There are a multitude of reasons for regional's lack of widespread use during knee replacements, including institutional barriers: The blocks take longer than general anesthesia to take effect, patients expect to receive inhalational and are uncomfortable with being sedated or even awake in the OR, and some surgeons don't want patients awake during the procedure.
There's also a perception that turnover time is faster with general anesthesia, because the induction time is faster, according to Dr. McCartney. "But even though the induction time is slightly slower with spinal anesthesia, the time to getting the patient out of the OR is significantly faster," he explains. "Because the delay happens at the beginning of the procedure during spinal cases, it's perceived to be longer than it really is."
Those challenges will be overcome as more patients seek out facilities performing outpatient total joint procedures, and more facilities adapt to the trend. Surgical administrators will also gain more confidence in implementing regional programs and as the evidence starts to build about the mortality and morbidity benefits of the technique.
Spinal blocks have to be tailored to the surgeon, says Dr. McCartney, who explains lower doses of a spinal anesthetic can be used to encourage early recovery if surgeons can perform procedures in less than an hour. "But if you give a full spinal during quicker cases, the patient may not be able to stand and move around until 5 hours after surgery," he adds.
Some surgeons believe that early ambulation predicts early discharge, but Dr. McCartney says there's actually no evidence in the literature that proves that's true. Pain control is a better predictor, and that's where regional has the advantage, he adds.

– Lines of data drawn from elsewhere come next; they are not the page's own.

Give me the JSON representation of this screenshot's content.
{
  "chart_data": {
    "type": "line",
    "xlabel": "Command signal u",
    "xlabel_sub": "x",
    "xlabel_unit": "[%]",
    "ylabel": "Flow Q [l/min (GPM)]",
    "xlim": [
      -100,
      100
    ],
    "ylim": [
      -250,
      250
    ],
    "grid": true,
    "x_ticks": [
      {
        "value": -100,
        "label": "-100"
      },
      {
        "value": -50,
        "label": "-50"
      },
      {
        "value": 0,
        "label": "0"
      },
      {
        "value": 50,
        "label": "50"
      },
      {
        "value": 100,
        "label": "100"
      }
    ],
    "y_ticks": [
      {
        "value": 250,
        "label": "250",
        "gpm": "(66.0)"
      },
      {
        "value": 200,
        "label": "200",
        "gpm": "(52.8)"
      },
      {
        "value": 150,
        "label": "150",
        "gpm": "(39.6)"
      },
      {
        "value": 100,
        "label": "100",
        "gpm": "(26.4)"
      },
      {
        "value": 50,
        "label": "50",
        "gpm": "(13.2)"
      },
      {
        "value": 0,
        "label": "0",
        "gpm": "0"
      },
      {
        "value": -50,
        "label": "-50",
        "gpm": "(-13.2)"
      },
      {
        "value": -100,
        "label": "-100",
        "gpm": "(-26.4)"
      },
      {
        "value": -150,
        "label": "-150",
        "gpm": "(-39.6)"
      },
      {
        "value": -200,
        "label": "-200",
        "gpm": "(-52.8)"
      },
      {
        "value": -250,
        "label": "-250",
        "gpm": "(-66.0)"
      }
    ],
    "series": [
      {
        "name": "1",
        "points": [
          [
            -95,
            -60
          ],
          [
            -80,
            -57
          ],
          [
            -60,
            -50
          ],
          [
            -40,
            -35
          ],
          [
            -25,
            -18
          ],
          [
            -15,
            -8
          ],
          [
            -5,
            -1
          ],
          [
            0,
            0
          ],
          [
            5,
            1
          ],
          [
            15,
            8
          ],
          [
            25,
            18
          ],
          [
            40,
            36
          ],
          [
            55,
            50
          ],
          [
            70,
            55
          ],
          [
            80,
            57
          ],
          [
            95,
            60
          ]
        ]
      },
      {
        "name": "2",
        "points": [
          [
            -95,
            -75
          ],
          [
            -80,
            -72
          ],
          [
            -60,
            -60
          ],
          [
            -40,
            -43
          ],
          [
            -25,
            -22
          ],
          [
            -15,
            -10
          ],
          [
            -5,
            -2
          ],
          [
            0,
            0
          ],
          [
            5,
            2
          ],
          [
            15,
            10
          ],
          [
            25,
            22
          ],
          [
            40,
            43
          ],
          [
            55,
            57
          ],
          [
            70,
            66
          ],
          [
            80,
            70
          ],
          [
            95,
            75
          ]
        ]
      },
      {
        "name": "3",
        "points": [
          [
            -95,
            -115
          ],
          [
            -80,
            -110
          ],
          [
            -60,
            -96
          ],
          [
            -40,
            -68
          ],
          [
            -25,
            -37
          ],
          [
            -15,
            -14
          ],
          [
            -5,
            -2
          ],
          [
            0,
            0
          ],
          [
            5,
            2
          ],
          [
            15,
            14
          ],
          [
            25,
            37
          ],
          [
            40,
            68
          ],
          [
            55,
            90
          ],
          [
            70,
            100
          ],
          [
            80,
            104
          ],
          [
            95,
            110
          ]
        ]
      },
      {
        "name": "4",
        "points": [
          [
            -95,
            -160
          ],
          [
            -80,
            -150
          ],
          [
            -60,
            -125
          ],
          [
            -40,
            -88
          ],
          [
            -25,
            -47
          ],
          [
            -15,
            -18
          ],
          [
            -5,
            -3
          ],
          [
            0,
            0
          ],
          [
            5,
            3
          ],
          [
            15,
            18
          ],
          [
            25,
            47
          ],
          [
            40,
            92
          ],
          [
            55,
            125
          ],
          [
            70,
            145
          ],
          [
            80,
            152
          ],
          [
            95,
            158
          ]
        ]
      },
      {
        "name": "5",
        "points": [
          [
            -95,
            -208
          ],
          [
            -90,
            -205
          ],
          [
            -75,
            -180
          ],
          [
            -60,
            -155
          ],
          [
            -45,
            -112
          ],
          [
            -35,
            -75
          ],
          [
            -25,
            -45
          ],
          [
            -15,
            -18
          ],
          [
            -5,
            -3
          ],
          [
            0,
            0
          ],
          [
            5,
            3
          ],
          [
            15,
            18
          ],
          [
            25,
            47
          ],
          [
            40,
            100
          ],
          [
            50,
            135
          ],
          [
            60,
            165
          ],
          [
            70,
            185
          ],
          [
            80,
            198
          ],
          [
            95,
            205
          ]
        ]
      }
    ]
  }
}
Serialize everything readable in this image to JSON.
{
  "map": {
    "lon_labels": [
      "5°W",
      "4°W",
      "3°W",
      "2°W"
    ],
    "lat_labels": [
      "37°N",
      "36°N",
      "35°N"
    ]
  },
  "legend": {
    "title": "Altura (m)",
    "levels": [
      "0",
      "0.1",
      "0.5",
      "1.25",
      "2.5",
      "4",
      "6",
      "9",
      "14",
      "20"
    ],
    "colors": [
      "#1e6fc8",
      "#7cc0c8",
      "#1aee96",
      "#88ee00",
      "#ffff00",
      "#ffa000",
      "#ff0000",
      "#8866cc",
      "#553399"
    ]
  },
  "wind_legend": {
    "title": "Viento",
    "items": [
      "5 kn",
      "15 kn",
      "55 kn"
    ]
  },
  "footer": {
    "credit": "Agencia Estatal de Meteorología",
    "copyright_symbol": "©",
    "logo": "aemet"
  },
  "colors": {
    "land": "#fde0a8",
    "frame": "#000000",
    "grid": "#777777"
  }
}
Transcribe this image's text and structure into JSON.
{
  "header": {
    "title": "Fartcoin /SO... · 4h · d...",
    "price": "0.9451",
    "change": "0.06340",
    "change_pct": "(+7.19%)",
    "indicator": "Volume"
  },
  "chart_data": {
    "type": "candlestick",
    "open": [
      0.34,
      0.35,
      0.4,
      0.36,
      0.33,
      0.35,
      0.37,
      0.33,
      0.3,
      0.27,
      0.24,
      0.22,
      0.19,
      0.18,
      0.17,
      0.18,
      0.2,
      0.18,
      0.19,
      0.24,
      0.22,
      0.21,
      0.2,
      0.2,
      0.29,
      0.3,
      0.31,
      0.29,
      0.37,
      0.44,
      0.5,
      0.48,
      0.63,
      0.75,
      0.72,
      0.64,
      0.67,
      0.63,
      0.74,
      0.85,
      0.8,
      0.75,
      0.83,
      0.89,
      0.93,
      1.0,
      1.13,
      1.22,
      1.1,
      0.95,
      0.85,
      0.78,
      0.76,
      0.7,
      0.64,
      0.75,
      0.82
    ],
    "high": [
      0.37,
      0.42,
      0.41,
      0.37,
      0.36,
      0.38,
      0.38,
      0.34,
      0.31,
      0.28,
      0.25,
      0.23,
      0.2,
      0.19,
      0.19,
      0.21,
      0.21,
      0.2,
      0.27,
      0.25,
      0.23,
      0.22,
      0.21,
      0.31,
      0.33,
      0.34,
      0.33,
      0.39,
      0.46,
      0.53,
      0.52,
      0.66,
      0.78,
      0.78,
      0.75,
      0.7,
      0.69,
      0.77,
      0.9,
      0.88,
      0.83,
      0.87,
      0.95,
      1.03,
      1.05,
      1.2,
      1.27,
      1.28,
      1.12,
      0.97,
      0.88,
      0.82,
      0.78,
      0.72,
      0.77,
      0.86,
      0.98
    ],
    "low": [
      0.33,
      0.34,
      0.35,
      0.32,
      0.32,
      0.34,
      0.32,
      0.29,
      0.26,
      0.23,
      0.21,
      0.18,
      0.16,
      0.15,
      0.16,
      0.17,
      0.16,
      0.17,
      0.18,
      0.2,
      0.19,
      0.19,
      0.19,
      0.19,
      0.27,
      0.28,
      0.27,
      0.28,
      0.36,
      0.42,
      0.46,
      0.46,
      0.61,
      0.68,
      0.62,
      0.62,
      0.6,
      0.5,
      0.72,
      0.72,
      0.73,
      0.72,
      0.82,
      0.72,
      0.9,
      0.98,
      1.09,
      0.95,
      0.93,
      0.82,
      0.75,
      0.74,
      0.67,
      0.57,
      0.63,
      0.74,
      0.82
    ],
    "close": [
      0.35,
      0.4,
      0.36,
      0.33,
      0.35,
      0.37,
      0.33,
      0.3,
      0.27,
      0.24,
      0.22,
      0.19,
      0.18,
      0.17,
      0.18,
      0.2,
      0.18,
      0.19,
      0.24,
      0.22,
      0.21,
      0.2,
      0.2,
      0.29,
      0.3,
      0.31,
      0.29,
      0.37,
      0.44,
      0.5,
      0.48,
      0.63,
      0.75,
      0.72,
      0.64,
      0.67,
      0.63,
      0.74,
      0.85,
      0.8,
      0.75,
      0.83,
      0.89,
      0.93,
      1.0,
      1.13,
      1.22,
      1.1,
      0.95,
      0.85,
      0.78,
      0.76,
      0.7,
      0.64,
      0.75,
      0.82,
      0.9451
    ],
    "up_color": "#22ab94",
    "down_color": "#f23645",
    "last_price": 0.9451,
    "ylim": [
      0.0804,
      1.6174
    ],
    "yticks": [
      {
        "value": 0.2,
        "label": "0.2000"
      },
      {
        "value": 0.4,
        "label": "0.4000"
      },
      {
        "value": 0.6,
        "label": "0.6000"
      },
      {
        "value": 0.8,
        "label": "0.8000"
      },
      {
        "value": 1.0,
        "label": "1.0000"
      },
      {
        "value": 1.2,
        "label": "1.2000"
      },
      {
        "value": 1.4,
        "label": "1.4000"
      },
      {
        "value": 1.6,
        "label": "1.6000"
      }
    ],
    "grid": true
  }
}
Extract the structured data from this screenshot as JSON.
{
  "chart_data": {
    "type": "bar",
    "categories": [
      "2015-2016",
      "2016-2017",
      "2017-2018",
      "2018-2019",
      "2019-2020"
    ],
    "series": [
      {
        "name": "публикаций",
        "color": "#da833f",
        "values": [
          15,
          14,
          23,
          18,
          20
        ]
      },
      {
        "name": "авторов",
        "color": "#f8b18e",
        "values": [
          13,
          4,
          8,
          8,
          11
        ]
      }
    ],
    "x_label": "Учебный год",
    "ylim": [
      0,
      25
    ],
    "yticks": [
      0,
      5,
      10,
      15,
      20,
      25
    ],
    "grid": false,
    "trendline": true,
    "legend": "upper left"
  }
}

"Unfortunately, pain control benefit isn't a big enough argument for most clinicians," says Dr. McCartney, who suggests you consider lower rates of major morbidity and mortality which ultimately reduce overall healthcare costs and the potential for greater efficiency. If you can discharge patients earlier or use a model where the spinal block is done outside the OR, you could potentially add an extra case per day.
Regional is also a safer alternative for older, sicker patients who are most likely to seek out facilities that perform same-day knee replacements. In the end, regional results in a better experience. "There's no question that if it was my knee replacement, I'd have a spinal every time," says Dr. McCartney.